Il eût été étrange qu’à cette époque où l’art populaire par excellence, le cinéma, est un livre d’images, les poètes n’eussent pas essayé de composer des images pour les esprits méditatifs et plus raffinés qui ne se contentent point des imaginations grossières des fabricants de films. Ceux-ci se raffineront et l’on peut prévoir le jour le phonographe et le cinéma étant devenus les seules formes d’impression en usage, les poètes auront une liberté inconnue jusqu’à présent. Qu’on ne s’étonne point si, avec les seuls moyens dont ils disposent encore, ils s’efforcent de se préparer à cet art nouveau.

Texte précieux, il renseigne sur la manière dont les poètes peuvent alors considérer le cinéma, sur l’idée de cinéma comme synthèse des arts, sur le caractère populaire de ce dernier. Ainsi, participe-t-il à la constitution de l’histoire du cinéma.

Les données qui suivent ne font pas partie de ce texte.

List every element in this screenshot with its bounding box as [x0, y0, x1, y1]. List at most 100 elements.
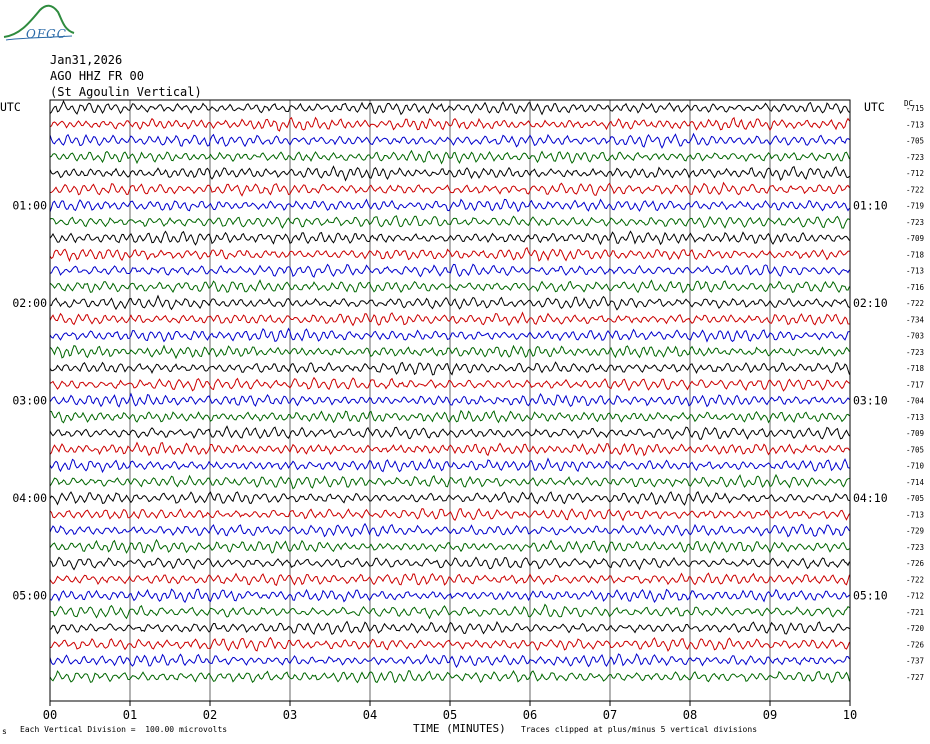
x-tick-label: 09 — [763, 708, 777, 722]
dc-offset-label: -709 — [906, 234, 924, 243]
right-hour-label: 04:10 — [853, 491, 888, 505]
trace-line — [49, 670, 850, 684]
trace-line — [49, 620, 850, 636]
dc-offset-label: -710 — [906, 462, 925, 471]
left-hour-label: 01:00 — [12, 199, 47, 213]
dc-offset-label: -718 — [906, 364, 925, 373]
trace-line — [49, 116, 850, 132]
left-hour-label: 05:00 — [12, 589, 47, 603]
trace-line — [49, 132, 850, 149]
trace-line — [49, 361, 850, 376]
trace-line — [49, 230, 850, 246]
dc-offset-label: -729 — [906, 527, 924, 536]
trace-line — [49, 653, 850, 668]
left-utc-label: UTC — [0, 100, 21, 114]
dc-offset-label: -722 — [906, 299, 924, 308]
right-utc-label: UTC — [864, 100, 885, 114]
axis-labels: 00 01 02 03 04 05 06 07 08 09 10 -715 -713 -705 -723 -7… — [0, 99, 925, 722]
trace-line — [49, 636, 850, 652]
plot-date: Jan31,2026 — [50, 53, 123, 67]
dc-offset-label: -705 — [906, 445, 924, 454]
dc-offset-label: -737 — [906, 657, 924, 666]
logo-swoosh — [3, 4, 75, 38]
x-tick-label: 10 — [843, 708, 857, 722]
trace-line — [49, 522, 850, 538]
trace-line — [49, 279, 850, 294]
x-tick-label: 05 — [443, 708, 457, 722]
ofgc-logo — [3, 4, 75, 41]
trace-group — [49, 99, 850, 684]
dc-offset-label: -722 — [906, 185, 924, 194]
right-hour-label: 01:10 — [853, 199, 888, 213]
dc-offset-label: -716 — [906, 283, 925, 292]
x-tick-label: 06 — [523, 708, 537, 722]
dc-offset-label: -705 — [906, 137, 924, 146]
plot-frame — [49, 99, 851, 702]
dc-offset-label: -718 — [906, 250, 925, 259]
trace-line — [49, 556, 850, 571]
clipping-note: Traces clipped at plus/minus 5 vertical … — [521, 725, 758, 734]
trace-line — [49, 409, 850, 424]
dc-offset-label: -704 — [906, 397, 925, 406]
trace-line — [49, 181, 850, 197]
left-hour-label: 03:00 — [12, 394, 47, 408]
trace-line — [49, 198, 850, 213]
x-axis-title: TIME (MINUTES) — [413, 722, 506, 735]
right-hour-label: 03:10 — [853, 394, 888, 408]
trace-line — [49, 425, 850, 441]
trace-line — [49, 215, 850, 229]
x-tick-label: 04 — [363, 708, 377, 722]
trace-line — [49, 344, 850, 360]
dc-offset-label: -726 — [906, 640, 925, 649]
dc-offset-label: -722 — [906, 575, 924, 584]
x-tick-label: 08 — [683, 708, 697, 722]
left-hour-label: 04:00 — [12, 491, 47, 505]
dc-offset-label: -713 — [906, 267, 924, 276]
dc-offset-label: -703 — [906, 332, 924, 341]
logo-text: OFGC — [26, 27, 67, 41]
dc-offset-label: -721 — [906, 608, 924, 617]
dc-offset-label: -717 — [906, 380, 924, 389]
station-name: (St Agoulin Vertical) — [50, 85, 202, 99]
trace-line — [49, 311, 850, 327]
dc-offset-label: -712 — [906, 592, 924, 601]
trace-line — [49, 376, 850, 392]
trace-line — [49, 572, 850, 587]
right-hour-label: 05:10 — [853, 589, 888, 603]
dc-header-label: DC — [904, 99, 913, 108]
dc-offset-label: -705 — [906, 494, 924, 503]
trace-line — [49, 603, 850, 620]
trace-line — [49, 246, 850, 263]
dc-offset-label: -712 — [906, 169, 924, 178]
trace-line — [49, 99, 850, 116]
x-tick-label: 07 — [603, 708, 617, 722]
dc-offset-label: -715 — [906, 104, 924, 113]
trace-line — [49, 149, 850, 165]
trace-line — [49, 491, 850, 506]
dc-offset-label: -714 — [906, 478, 925, 487]
trace-line — [49, 327, 850, 343]
x-tick-label: 00 — [43, 708, 57, 722]
trace-line — [49, 392, 850, 408]
station-code: AGO HHZ FR 00 — [50, 69, 144, 83]
dc-offset-label: -723 — [906, 218, 924, 227]
dc-offset-label: -713 — [906, 510, 924, 519]
x-tick-label: 03 — [283, 708, 297, 722]
footer-corner-mark: s — [2, 727, 7, 736]
dc-offset-label: -727 — [906, 673, 924, 682]
x-tick-label: 02 — [203, 708, 217, 722]
dc-offset-label: -734 — [906, 315, 925, 324]
dc-offset-label: -723 — [906, 543, 924, 552]
right-hour-label: 02:10 — [853, 296, 888, 310]
dc-offset-label: -719 — [906, 202, 924, 211]
dc-offset-label: -726 — [906, 559, 925, 568]
dc-offset-label: -709 — [906, 429, 924, 438]
trace-line — [49, 294, 850, 311]
trace-line — [49, 165, 850, 182]
dc-offset-label: -720 — [906, 624, 925, 633]
left-hour-label: 02:00 — [12, 296, 47, 310]
dc-offset-label: -723 — [906, 348, 924, 357]
trace-line — [49, 588, 850, 604]
x-tick-label: 01 — [123, 708, 137, 722]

Sur une page dactylographiée qui a très probablement été utilisée pour la publication de la conférence au Mercure de France le 1er décembre 1918, sous le titre « L’Esprit nouveau et les poëtes [sic] », un manifeste que le sort a transformé en testament littéraire puisqu’Apollinaire décède le 9 novembre 1918. À la toute fin de cette dactylographie, en ajoutant les mots manquants de la phrase en tête de page, voici ce qu’on peut lire (fig. 4) :

[C’est aux poètes à décider s’ils ne veulent point] entrer résolument dans l’esprit nouveau, hors duquel il ne reste d’ouverte que trois portes : celle des pastiches, celle de la satire et celle de la lamentation, si sublime soit-elle.
Peut-on forcer la poésie à se cantonner hors de ce qui l’entoure, à méconnaître la magnifique exubérance de vie que les hommes par leur activité ajoutent à la nature et qui permet de machiner le monde de la façon la plus incroyable ?
L’esprit nouveau est celui du temps même où nous vivons. Un temps fertile en surprises. Les poêtes [sic] veulent dompter la prophétie, cette ardente cavale que l’on n’a jamais maîtrisée.
Ils veulent enfin, un jour, machiner la poésie comme on a machiné le monde. Ils veulent être les premiers à fournir un lyrisme tout neuf à ces nouveaux moyens d’expression qui ajoutent à l’art le mouvement et qui sont le phonographe et le cinéma. Ils n’en sont encore qu’à la période des incunables. Mais attendez, les prodiges parleront d’eux-mêmes et l’esprit nouveau, qui gonfle de vie l’univers, se manifestera formidablement dans les lettres, dans les arts et dans toutes les choses que l’on connaisse.

Cet exemple est l’occasion de rappeler que la mise en regard du manuscrit, du manuscrit au net et de la dactylographie, mais aussi des épreuves, parfois annotées de surcroît, renseigne précieusement sur les intentions de l’auteur.

Bibliographie

Articles

  • L’Intransigeant (21 novembre 1917).
  • « L’Esprit nouveau et les poètes », publication de la conférence « L’Esprit nouveau » du 26 novembre 1917, Mercure de France, n° 491, 1er décembre 1918.

Ouvrages

  • Carole Aurouet, Le Cinéma de Guillaume Apollinaire. Des manuscrits inédits pour un nouvel éclairage, éditions de Grenelle, 2018, 87 p.
  • Jean-Jacques Meusy, Paris-Palace ou le temps des cinémas (1894-1918), CNRS Éditions, 1995, 561 p.